(The reason I did that is that the anti-crawler protections also unfortunately hit some legit users, and we don't want to block legit users. However, it seems that I turned the knobs down too far.)
In this case, though, we had a secondary failure: PagerDuty woke me up at 5:24am, I checked HN and it seemed fine, so I told PagerDuty the problem was resolved. But the problem wasn't resolved - at that point I was just sleeping through it.
I'll add more as we find out more, but it probably won't be till later this afternoon PST.
Edit: later than I expected, but for those still following, the main things I've learned are (1) pkill wasn't able to kill SBCL this time - we have a script that does that when HN stops responding, but it didn't work, so we'll revise the script; and (2) how to get PagerDuty not to let you go back to sleep if your site is actually still down.
We all knew that but I haven't seen any confirmation before this.
I think you're confusing popularity with criticality. I'm sure everyone in here can withstand a few hours without browsing the page.
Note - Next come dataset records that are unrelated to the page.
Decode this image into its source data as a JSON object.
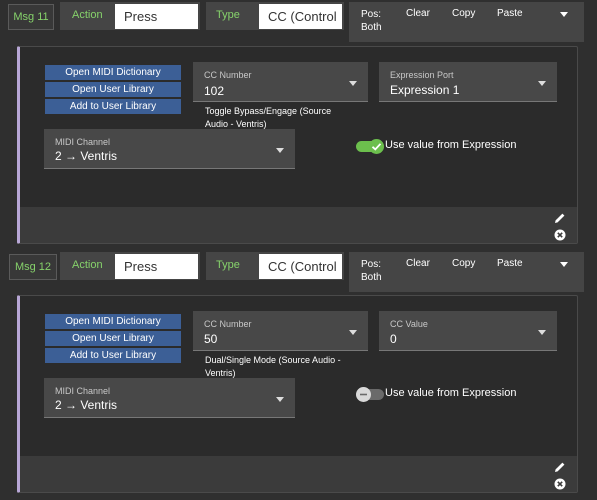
{
  "messages": [
    {
      "badge": "Msg 11",
      "action_label": "Action",
      "action_value": "Press",
      "type_label": "Type",
      "type_value": "CC (Control",
      "pos_label": "Pos:",
      "pos_value": "Both",
      "clear_label": "Clear",
      "copy_label": "Copy",
      "paste_label": "Paste",
      "library_buttons": [
        "Open MIDI Dictionary",
        "Open User Library",
        "Add to User Library"
      ],
      "cc_number_label": "CC Number",
      "cc_number_value": "102",
      "description": "Toggle Bypass/Engage (Source Audio - Ventris)",
      "second_field_label": "Expression Port",
      "second_field_value": "Expression 1",
      "midi_channel_label": "MIDI Channel",
      "midi_channel_value": "2 → Ventris",
      "toggle_label": "Use value from Expression",
      "toggle_on": true
    },
    {
      "badge": "Msg 12",
      "action_label": "Action",
      "action_value": "Press",
      "type_label": "Type",
      "type_value": "CC (Control",
      "pos_label": "Pos:",
      "pos_value": "Both",
      "clear_label": "Clear",
      "copy_label": "Copy",
      "paste_label": "Paste",
      "library_buttons": [
        "Open MIDI Dictionary",
        "Open User Library",
        "Add to User Library"
      ],
      "cc_number_label": "CC Number",
      "cc_number_value": "50",
      "description": "Dual/Single Mode (Source Audio - Ventris)",
      "second_field_label": "CC Value",
      "second_field_value": "0",
      "midi_channel_label": "MIDI Channel",
      "midi_channel_value": "2 → Ventris",
      "toggle_label": "Use value from Expression",
      "toggle_on": false
    }
  ],
  "colors": {
    "accent_green": "#86d26b",
    "toggle_on": "#6cbf4d",
    "library_button": "#3c5f96",
    "card_border_accent": "#b8a7d6"
  },
  "icons": [
    "chevron-down-icon",
    "checkmark-icon",
    "pencil-icon",
    "close-circle-icon"
  ]
}
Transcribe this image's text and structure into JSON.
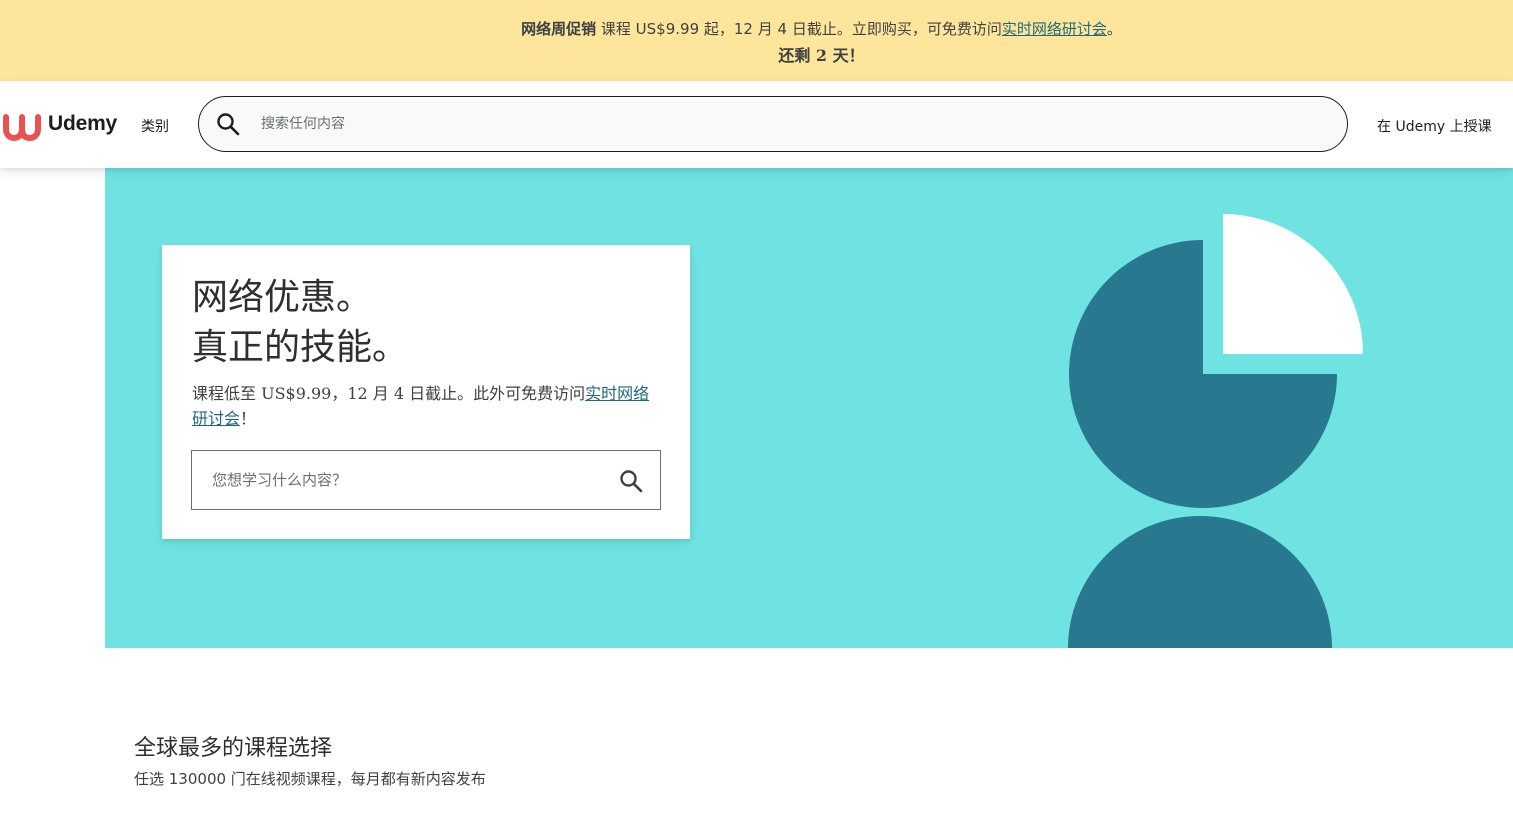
{
  "promo": {
    "bold_label": "网络周促销",
    "text": " 课程 US$9.99 起，12 月 4 日截止。立即购买，可免费访问",
    "link": "实时网络研讨会",
    "suffix": "。",
    "countdown": "还剩 2 天！"
  },
  "header": {
    "logo_text": "Udemy",
    "categories_label": "类别",
    "search_placeholder": "搜索任何内容",
    "teach_label": "在 Udemy 上授课"
  },
  "hero": {
    "title_line1": "网络优惠。",
    "title_line2": "真正的技能。",
    "desc_text": "课程低至 US$9.99，12 月 4 日截止。此外可免费访问",
    "desc_link": "实时网络研讨会",
    "desc_suffix": "！",
    "search_placeholder": "您想学习什么内容？"
  },
  "section": {
    "title": "全球最多的课程选择",
    "subtitle": "任选 130000 门在线视频课程，每月都有新内容发布"
  },
  "colors": {
    "promo_bg": "#fde69b",
    "hero_bg": "#6fe3e2",
    "hero_shape": "#287890",
    "brand_red": "#ea5252",
    "link": "#1f6a7a"
  },
  "icons": {
    "logo": "udemy-logo-icon",
    "search": "search-icon"
  }
}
It's dang's baby at this point, and this is a good thing, as long as HN doesn't affect his life in ways he doesn't want.
However, when something I care about crashes and burns once in a blue moon, I make sure to put the fire out, at least to make it survive till regular hours. Things I care about can be both business and personal, and nobody bugs me for them.
Maybe we shouldn't make any assumptions about people we don't personally know, while we are at it.